Chuck Grom : Less than $1 million. Okay, great. And then on the ancillary line, you’ve had real good success there in back-to-back quarters and you outlined gas profitability, e-comm, food court. Is there one that’s been more outsized over the past couple of quarters and that maybe we could think about over the next few quarters because it’s been a nice improvement?
Richard Galanti : Well, look, gas is just the sheer size of our gasoline business. It’s been the biggest piece of that line for a few years. We have a — it’s a $30-plus billion — on our $220-whatever-billion last year, we did in sales, I think a little over $30 billion was gas. So that’s the big kahuna among all that stuff.
Operator: We go next now to Michael Lasser of UBS.
Michael Lasser : Richard, between the 31 basis point core-on-core gross margin discussion — decrease for core on core gross margin, the discussion around giving up some shipping capacity to have a better price for your member, is the mindset of Costco right now as the economy enters a more difficult economic period, Costco is going to be stepping up price investments in order to gain market share?
Richard Galanti : I think we continue just to remain competitive. You’ve known us long enough when asked who is our toughest competitor, we look in the mirror, and we say it’s us. So I think that as we drive market share, part — we believe that part of it at least is due to the fact that we’ve continued to be very competitive. And so I don’t know if there’s any change in that. We — notwithstanding where our numbers come out, we’re always trying to push more into lowering the prices or keeping the price increases going not as high as they could have been. I think fresh foods is a good example of that of late, where, again, we’ve held the price points on certain items despite inflated costs, mostly in the protein area and a little bit in the bakery area.
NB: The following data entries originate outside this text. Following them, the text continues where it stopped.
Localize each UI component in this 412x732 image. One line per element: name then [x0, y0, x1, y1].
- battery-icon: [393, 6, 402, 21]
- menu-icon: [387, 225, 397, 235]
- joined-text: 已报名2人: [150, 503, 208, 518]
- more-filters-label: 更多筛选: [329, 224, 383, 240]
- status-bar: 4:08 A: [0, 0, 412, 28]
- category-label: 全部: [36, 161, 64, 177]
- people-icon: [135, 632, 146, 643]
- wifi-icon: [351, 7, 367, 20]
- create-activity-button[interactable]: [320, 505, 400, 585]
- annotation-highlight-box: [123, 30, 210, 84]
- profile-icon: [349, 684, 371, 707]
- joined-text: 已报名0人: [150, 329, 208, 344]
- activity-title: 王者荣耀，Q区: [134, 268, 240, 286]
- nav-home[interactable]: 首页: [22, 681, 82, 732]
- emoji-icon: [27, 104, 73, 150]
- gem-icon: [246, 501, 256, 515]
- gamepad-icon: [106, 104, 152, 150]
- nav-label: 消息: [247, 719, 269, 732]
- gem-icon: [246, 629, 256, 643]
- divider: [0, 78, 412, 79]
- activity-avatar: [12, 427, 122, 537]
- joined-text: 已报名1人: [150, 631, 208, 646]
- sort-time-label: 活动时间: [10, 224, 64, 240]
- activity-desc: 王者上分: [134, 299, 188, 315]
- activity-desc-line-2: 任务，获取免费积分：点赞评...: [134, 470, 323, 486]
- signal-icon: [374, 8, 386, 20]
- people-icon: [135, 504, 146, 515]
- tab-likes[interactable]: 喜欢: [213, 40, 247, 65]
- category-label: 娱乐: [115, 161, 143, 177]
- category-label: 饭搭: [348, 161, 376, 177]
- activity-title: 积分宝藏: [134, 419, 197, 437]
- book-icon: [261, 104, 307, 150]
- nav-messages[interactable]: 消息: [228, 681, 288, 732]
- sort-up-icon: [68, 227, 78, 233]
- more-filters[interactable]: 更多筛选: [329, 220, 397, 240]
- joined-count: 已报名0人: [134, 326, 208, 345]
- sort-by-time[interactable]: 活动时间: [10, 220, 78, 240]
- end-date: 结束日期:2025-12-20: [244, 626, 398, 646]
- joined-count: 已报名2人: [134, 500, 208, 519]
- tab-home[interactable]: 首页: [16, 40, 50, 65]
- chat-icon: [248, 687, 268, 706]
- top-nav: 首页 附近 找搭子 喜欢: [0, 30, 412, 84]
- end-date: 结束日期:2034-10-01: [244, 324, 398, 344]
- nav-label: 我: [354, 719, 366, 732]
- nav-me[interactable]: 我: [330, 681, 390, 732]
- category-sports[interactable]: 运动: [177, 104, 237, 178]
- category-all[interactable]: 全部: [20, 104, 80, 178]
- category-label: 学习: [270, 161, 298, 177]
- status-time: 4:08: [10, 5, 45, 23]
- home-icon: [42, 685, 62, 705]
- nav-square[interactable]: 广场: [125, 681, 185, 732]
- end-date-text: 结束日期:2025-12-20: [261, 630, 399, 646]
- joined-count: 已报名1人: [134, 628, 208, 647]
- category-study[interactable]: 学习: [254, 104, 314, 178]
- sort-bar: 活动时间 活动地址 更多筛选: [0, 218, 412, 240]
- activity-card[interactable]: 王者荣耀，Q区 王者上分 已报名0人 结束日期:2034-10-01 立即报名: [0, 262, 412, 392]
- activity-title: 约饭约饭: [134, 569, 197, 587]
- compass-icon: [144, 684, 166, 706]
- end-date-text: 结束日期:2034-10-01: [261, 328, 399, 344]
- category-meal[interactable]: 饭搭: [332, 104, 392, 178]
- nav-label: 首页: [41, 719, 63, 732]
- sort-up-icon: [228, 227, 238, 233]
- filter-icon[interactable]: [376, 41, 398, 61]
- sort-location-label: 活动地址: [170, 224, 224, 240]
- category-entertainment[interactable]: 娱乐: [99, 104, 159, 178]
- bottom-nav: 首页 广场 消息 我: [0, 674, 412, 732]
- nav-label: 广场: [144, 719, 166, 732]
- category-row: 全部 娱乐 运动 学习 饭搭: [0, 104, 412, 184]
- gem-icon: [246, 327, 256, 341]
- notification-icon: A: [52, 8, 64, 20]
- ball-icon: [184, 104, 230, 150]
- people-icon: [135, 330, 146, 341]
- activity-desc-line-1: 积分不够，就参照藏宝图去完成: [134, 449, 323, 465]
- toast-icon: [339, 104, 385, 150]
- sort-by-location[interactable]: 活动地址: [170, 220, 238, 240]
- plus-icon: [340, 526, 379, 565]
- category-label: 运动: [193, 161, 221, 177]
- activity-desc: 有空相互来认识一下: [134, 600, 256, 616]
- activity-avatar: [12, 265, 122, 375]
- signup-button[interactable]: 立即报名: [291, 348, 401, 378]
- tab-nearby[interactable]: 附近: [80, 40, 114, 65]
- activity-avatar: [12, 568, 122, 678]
Michael Lasser : And Richard, you’ve long talked about, the Costco model is driven, first and foremost, by sales, and the need to drive at least the mid-single-digit comp in order for the other parts of the P&L to work. So is the economy is entering a softer period where discretionary sales can be a little weaker and Costco’s overall sales are going to be a little softer, should we be modelling and prognosticating just a lower overall earnings growth for Costco during this time as when we go to these factors?